Covid has taken conspiracy to another level: 50% of Americans would refuse to take a Covid vaccine, I recall seeing in one recent poll. Back in July one in six UK citizens said they’d refuse a Covid vaccine. There must always be doubt about efficacy, and concern over possible dangers, and the public needs all the evidence they require to have full confidence in a new vaccine. Introduce even the possibility of conspiracy, doubt is venomised, and opposition so easily becomes toxic.

If only we knew our history better. We’d understand how conspiracy theories have always functioned: Freemasonry, the Illuminati, the ‘New World Order’ (an elite conspiring to totalitarian world government); the deaths of JFK and Princess Diana; and at whole other level the fictitious Protocol of the Elders of Zion, which fed into anti-Jewish sentiment, with terrible outcomes.

We tread dangerous ground. The conspiratorial right walk it with a sublime disregard for the consequences. There are, just this month, a few hopeful straws in the wind. The election of Joe Biden (but witness yesterday’s big ‘voter fraud’, pro-Trump march  in Washington DC); the ejection of Dominic Cummings from Downing Street (surely he should have departed with nothing – what was in the infamous box?); the Daily Mail finally acknowledging their appalling error in supporting Andrew Wakeford’s linkage of MMR vaccination and autism. As a recent Mail leader put it, ‘Knowing what we all know now, it should never have been given such credence – and that is a matter of profound regret.’ They have now embarked on a strong pro-vaccination campaign – and all power to them. Today we have Labour arguing for emergency laws to ‘stamp out dangerous’ anti-vaccine content online.

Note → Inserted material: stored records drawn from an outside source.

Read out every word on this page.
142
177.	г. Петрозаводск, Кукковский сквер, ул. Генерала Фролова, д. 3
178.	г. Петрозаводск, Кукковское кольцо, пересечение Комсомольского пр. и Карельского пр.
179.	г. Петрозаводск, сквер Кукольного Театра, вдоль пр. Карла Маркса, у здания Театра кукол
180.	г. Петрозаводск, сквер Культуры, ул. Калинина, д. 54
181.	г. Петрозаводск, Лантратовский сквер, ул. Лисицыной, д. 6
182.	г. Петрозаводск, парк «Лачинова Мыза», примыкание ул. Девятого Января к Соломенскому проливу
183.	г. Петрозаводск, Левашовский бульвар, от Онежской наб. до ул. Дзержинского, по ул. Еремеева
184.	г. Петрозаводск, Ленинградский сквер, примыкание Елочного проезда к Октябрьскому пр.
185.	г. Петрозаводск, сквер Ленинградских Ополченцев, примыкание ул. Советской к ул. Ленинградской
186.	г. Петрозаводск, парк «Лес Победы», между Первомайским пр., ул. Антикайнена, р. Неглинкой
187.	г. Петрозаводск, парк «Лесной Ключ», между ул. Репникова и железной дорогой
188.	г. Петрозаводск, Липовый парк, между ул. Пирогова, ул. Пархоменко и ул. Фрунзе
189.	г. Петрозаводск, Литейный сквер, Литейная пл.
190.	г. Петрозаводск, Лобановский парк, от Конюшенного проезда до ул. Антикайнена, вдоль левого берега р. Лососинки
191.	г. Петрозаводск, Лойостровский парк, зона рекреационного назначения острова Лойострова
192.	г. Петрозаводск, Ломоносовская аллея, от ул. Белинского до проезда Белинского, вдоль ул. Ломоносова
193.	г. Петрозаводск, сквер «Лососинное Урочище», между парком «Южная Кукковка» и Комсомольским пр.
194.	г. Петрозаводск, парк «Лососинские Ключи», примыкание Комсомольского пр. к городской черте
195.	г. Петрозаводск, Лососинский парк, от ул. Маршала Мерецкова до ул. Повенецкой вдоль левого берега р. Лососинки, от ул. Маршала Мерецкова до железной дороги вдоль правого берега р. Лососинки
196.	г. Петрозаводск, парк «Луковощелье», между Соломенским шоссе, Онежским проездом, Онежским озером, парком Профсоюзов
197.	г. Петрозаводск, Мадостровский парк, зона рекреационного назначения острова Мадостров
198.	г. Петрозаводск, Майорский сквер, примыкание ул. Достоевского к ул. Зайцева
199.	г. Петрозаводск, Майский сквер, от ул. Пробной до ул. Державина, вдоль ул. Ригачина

Tempering that we had, on the Andrew Marr show this Sunday morning, George Eustice, the Environment Secretary, arguing a no-deal Brexit case. The motor industry and agriculture, and Northern Ireland supermarkets, to name but three sectors, would, their leaders argue, be hugely impacted by no-deal tariffs, but it would, according to Eustice, all somehow come out OK in the wash. They were wrong to be concerned. Did he have any inkling of how foolish he looked?

And finally, another Brexiteer insider (time now, post-Cummings for Johnson to some selective culling?), the Culture Secretary, Oliver Dowden. He is, according to the Telegraph, beginning fresh negotiations with the BBC over the licence fee. There will be a new panel to assess the future of public service broadcasting. Dowden suggest in an article that there is a genuine debate over whether ‘we need them at all’.

Maybe post-Cummings we will see an end to this idiocy. Compare the BBC and Fox News. Fox demonstrates down what unholy avenues unaccountable media in private hands can take us.

The BBC has to answer to the British public – Fox only has to answer to Rupert Murdoch.